All the Queen's Men

Matt LeBlanc, All the Queen's Men

In the ’80s, there was ”Privates on Parade,” a squallingly unfunny John Cleese military farce that seemed to exist for no reason beyond its naughty pun of a title. Is it any surprise that a transvestites-in-World War II comedy called All the Queen’s Men uses up its only (lame) laugh in the same way?

Matt LeBlanc is an OSS agent who is forced to join a top-secret British drag squadron; in his wig, lipstick, and padded dress, he ends up looking like a slightly less virile Matthew Broderick. Their assignment is to infiltrate the German factory that makes the Enigma decoding machines — a factory staffed entirely by women.

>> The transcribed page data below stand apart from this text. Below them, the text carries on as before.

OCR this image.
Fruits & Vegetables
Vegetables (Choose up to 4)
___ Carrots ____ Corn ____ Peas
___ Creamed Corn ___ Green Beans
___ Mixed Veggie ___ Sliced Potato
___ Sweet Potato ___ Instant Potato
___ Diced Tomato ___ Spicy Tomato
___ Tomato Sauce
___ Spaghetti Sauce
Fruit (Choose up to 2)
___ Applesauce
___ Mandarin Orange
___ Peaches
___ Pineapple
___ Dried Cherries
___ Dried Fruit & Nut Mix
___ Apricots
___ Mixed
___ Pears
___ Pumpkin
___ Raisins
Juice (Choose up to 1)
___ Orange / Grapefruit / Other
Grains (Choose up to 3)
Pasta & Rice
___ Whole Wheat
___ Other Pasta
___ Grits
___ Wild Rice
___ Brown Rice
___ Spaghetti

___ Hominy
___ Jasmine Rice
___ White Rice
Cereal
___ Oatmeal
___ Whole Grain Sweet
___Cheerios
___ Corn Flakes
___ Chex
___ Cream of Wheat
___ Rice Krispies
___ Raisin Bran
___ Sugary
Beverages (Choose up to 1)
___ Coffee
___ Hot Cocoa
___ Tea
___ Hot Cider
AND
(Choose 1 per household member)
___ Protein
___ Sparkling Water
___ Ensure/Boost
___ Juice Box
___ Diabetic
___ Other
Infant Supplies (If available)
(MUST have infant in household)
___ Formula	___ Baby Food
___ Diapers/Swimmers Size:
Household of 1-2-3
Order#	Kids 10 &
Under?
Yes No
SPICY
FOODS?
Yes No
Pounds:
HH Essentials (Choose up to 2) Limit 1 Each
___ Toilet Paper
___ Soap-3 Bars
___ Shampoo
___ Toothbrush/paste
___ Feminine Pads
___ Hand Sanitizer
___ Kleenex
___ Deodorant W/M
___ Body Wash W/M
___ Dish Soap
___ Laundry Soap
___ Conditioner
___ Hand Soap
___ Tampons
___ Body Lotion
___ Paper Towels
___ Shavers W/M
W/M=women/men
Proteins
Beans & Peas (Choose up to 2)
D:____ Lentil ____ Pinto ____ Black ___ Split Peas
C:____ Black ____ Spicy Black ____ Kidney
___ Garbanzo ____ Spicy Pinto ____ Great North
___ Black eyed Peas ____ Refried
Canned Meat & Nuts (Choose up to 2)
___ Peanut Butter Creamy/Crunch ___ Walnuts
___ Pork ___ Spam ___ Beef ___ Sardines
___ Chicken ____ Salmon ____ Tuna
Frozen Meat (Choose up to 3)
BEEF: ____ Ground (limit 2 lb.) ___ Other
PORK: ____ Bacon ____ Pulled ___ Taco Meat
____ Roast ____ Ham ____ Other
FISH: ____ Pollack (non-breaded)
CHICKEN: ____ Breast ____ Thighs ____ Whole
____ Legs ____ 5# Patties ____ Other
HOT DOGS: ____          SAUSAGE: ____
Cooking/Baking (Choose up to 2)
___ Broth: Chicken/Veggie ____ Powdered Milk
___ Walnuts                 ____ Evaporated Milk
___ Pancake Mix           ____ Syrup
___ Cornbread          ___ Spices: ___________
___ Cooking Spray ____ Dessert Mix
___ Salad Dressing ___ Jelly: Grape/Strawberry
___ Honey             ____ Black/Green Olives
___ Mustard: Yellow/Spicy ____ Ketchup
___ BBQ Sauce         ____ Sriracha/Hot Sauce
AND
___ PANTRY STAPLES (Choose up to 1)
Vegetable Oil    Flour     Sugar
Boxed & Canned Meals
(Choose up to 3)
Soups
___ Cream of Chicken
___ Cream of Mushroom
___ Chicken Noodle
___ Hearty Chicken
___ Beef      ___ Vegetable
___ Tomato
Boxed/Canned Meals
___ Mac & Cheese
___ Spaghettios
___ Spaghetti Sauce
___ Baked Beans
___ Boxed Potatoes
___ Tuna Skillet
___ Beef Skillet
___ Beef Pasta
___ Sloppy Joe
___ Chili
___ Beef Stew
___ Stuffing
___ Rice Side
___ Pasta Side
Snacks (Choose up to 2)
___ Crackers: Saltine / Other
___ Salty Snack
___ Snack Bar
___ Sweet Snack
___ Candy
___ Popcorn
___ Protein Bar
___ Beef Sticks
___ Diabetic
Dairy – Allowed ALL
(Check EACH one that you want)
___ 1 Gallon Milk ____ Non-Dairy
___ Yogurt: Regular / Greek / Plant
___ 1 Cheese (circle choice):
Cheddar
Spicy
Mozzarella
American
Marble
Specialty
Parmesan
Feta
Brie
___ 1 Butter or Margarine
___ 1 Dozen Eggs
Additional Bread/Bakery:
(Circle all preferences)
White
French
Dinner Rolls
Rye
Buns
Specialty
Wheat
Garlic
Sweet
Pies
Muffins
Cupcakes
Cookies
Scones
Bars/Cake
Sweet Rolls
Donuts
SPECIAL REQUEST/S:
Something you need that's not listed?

Dutifully, the ”Some Like It Hot” tropes are hauled out of their rusty costume box. Udo Kier, flexing his jowls, is a Nazi officer who tries to seduce LeBlanc! Eddie Izzard, as the la-di-da squadron trainer, enjoys dressing as a woman more than he does as a man! The trouble is, the movie plays like some sort of undercover thriller — as if anyone were remotely invested in the outcome, and as though it would compromise LeBlanc’s pouty delinquent vibe if there were actually a joke at his expense. The vibe remains uncompromised; the comedy is nonexistent.